Prima del 1860 il Regno delle due Sicilie era il più industrializzato e produttivo d’Europa.
La Federico II di Napoli era la più importante università del mondo, faro di civiltà e culla di cultura.
Il Regno delle due Sicilie era avanguardia sul piano culturale, su quello industriale e anche su quello agricolo e contadino.
Era un regno cattolicissimo, ricco e in pace sociale.
Per i livelli di industrializzazione le Due Sicilie si collocavano ai primissimi posti in Europa.
In Calabria erano famose le acciaierie di Mongiana, con due altiforni per la ghisa, due forni Wilkinson per il ferro e sei raffinerie, occupava 2.500 operai.
L’industria decentrata della seta occupava oltre 3.000 persone.
La piu’ grande fabbrica metalmeccanica del Regno era quella di Pietrarsa (fra Napoli e Portici), con oltre 1200 addetti: un record per l’Italia di allora.
Dietro Pietrarsa c’era l’Ansaldo di Genova, con 400 operai.
Lo stabilimento napoletano produceva macchine a vapore, locomotive, motori navali, precedendo di 44 anni la Breda e la Fiat.
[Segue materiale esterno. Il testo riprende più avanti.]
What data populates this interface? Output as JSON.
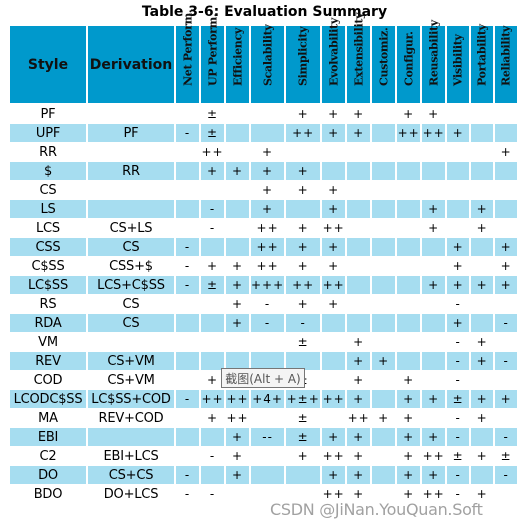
{
  "title": "Table 3-6: Evaluation Summary",
  "columns": {
    "style": "Style",
    "derivation": "Derivation",
    "properties": [
      "Net Perform.",
      "UP Perform.",
      "Efficiency",
      "Scalability",
      "Simplicity",
      "Evolvability",
      "Extensibility",
      "Customiz.",
      "Configur.",
      "Reusability",
      "Visibility",
      "Portability",
      "Reliability"
    ]
  },
  "rows": [
    {
      "style": "PF",
      "derivation": "",
      "values": [
        "",
        "±",
        "",
        "",
        "+",
        "+",
        "+",
        "",
        "+",
        "+",
        "",
        "",
        ""
      ]
    },
    {
      "style": "UPF",
      "derivation": "PF",
      "values": [
        "-",
        "±",
        "",
        "",
        "++",
        "+",
        "+",
        "",
        "++",
        "++",
        "+",
        "",
        ""
      ]
    },
    {
      "style": "RR",
      "derivation": "",
      "values": [
        "",
        "++",
        "",
        "+",
        "",
        "",
        "",
        "",
        "",
        "",
        "",
        "",
        "+"
      ]
    },
    {
      "style": "$",
      "derivation": "RR",
      "values": [
        "",
        "+",
        "+",
        "+",
        "+",
        "",
        "",
        "",
        "",
        "",
        "",
        "",
        ""
      ]
    },
    {
      "style": "CS",
      "derivation": "",
      "values": [
        "",
        "",
        "",
        "+",
        "+",
        "+",
        "",
        "",
        "",
        "",
        "",
        "",
        ""
      ]
    },
    {
      "style": "LS",
      "derivation": "",
      "values": [
        "",
        "-",
        "",
        "+",
        "",
        "+",
        "",
        "",
        "",
        "+",
        "",
        "+",
        ""
      ]
    },
    {
      "style": "LCS",
      "derivation": "CS+LS",
      "values": [
        "",
        "-",
        "",
        "++",
        "+",
        "++",
        "",
        "",
        "",
        "+",
        "",
        "+",
        ""
      ]
    },
    {
      "style": "CSS",
      "derivation": "CS",
      "values": [
        "-",
        "",
        "",
        "++",
        "+",
        "+",
        "",
        "",
        "",
        "",
        "+",
        "",
        "+"
      ]
    },
    {
      "style": "C$SS",
      "derivation": "CSS+$",
      "values": [
        "-",
        "+",
        "+",
        "++",
        "+",
        "+",
        "",
        "",
        "",
        "",
        "+",
        "",
        "+"
      ]
    },
    {
      "style": "LC$SS",
      "derivation": "LCS+C$SS",
      "values": [
        "-",
        "±",
        "+",
        "+++",
        "++",
        "++",
        "",
        "",
        "",
        "+",
        "+",
        "+",
        "+"
      ]
    },
    {
      "style": "RS",
      "derivation": "CS",
      "values": [
        "",
        "",
        "+",
        "-",
        "+",
        "+",
        "",
        "",
        "",
        "",
        "-",
        "",
        ""
      ]
    },
    {
      "style": "RDA",
      "derivation": "CS",
      "values": [
        "",
        "",
        "+",
        "-",
        "-",
        "",
        "",
        "",
        "",
        "",
        "+",
        "",
        "-"
      ]
    },
    {
      "style": "VM",
      "derivation": "",
      "values": [
        "",
        "",
        "",
        "",
        "±",
        "",
        "+",
        "",
        "",
        "",
        "-",
        "+",
        ""
      ]
    },
    {
      "style": "REV",
      "derivation": "CS+VM",
      "values": [
        "",
        "",
        "",
        "",
        "",
        "",
        "+",
        "+",
        "",
        "",
        "-",
        "+",
        "-"
      ]
    },
    {
      "style": "COD",
      "derivation": "CS+VM",
      "values": [
        "",
        "+",
        "+",
        "+",
        "±",
        "",
        "+",
        "",
        "+",
        "",
        "-",
        "",
        ""
      ]
    },
    {
      "style": "LCODC$SS",
      "derivation": "LC$SS+COD",
      "values": [
        "-",
        "++",
        "++",
        "+4+",
        "+±+",
        "++",
        "+",
        "",
        "+",
        "+",
        "±",
        "+",
        "+"
      ]
    },
    {
      "style": "MA",
      "derivation": "REV+COD",
      "values": [
        "",
        "+",
        "++",
        "",
        "±",
        "",
        "++",
        "+",
        "+",
        "",
        "-",
        "+",
        ""
      ]
    },
    {
      "style": "EBI",
      "derivation": "",
      "values": [
        "",
        "",
        "+",
        "--",
        "±",
        "+",
        "+",
        "",
        "+",
        "+",
        "-",
        "",
        "-"
      ]
    },
    {
      "style": "C2",
      "derivation": "EBI+LCS",
      "values": [
        "",
        "-",
        "+",
        "",
        "+",
        "++",
        "+",
        "",
        "+",
        "++",
        "±",
        "+",
        "±"
      ]
    },
    {
      "style": "DO",
      "derivation": "CS+CS",
      "values": [
        "-",
        "",
        "+",
        "",
        "",
        "+",
        "+",
        "",
        "+",
        "+",
        "-",
        "",
        "-"
      ]
    },
    {
      "style": "BDO",
      "derivation": "DO+LCS",
      "values": [
        "-",
        "-",
        "",
        "",
        "",
        "++",
        "+",
        "",
        "+",
        "++",
        "-",
        "+",
        ""
      ]
    }
  ],
  "tooltip": "截图(Alt + A)",
  "watermark": "CSDN @JiNan.YouQuan.Soft",
  "colors": {
    "header_bg": "#0099CC",
    "alt_row_bg": "#A6DDF0"
  }
}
A Castellammare di Stabia, dalla fine del XVIII secolo, operavano i cantieri navali più importanti e tecnologicamente avanzati d’Italia.
In questo cantiere fu allestita la prima nave a vapore, il Real Ferdinando, 4 anni prima della prima nave a vapore inglese.
Da Castellammare uscirono la prima nave a elica d’Italia e la prima nave in ferro.
L’Abruzzo era importante per le cartiere (forti anche quelle del Basso Lazio e della Penisola Amalfitana), la fabbricazione delle lame e le industrie tessili.
La Sicilia esportava zolfo, preziosissimo allora, specie nella provincia di Caltanissetta, all’epoca una delle città più ricche e industrializzate d’Italia.
In Sicilia c’erano porti commerciali da cui partivano navi per tutto il mondo, Stati Uniti ed Americhe specialmente.
Importante, infine, era l’industria chimica della Sicilia che produceva tutti i componenti e i materiali sintetici conosciuti allora, acidi, vernici, vetro.
Puglia e Basilicata erano importanti per i lanifici e le industrie tessili, molte delle quali già motorizzate.
La tecnologia era entrata anche in agricoltura, dove per la produzione dell’olio in Puglia erano usati impianti meccanici che accrebbero fortemente la produzione.
Le macchine agricole pugliesi erano considerate fra le migliori d’Europa.
La Borsa più importante del regno era, infine, quella di Bari.
Il Banco di Sicilia e il Banco di Napoli, all’epoca casse di risparmio e non enti usurai e di potere economico e politico, erano pieni d’oro e le più ricche del mondo.
Una volta occupato il Regno delle Due Sicilie, venne massacrato, depredato, devastato.
Il regime (inglese e massonico) di Torino iniziò lo smantellamento “cinico e sistematico” del tessuto industriale di quelle che erano divenute le “province meridionali”.
Pietrarsa (dove nel 1862 i bersaglieri compirono un sanguinoso eccidio di operai per difendere le pretese del padrone privato cui fu affidata la fabbrica) fu condannata a un inarrestabile declino.
Nei cantieri di Castellammare furono licenziati in tronco 400 operai.
Le acciaierie di Mongiana furono rapidamente chiuse, mentre la Ferdinandea di Stilo (con ben 5000 ettari di boschi circostanti) fu venduta per pochi soldi a un “colonnello garibaldino”, giunto in Calabria al seguito dei “liberatori”.
Tutti gli impianti chiusi e smantellati.
L’oro delle banche venne confiscato e portato al nord e consegnato poi al padrone britannico.
Chiese e campi vennero incendiati, insorgenti, sacerdoti, operai e contadini, massacrati, uccisi, bruciati vivi.
Fu un vero e proprio genocidio.
Per 40 anni tutte le scuole vennero chiuse.
Altro che unità d’Italia… fu una feroce guerra imperialista.
Da allora quello che oggi è il sud d’Italia ne paga ancora le conseguenze.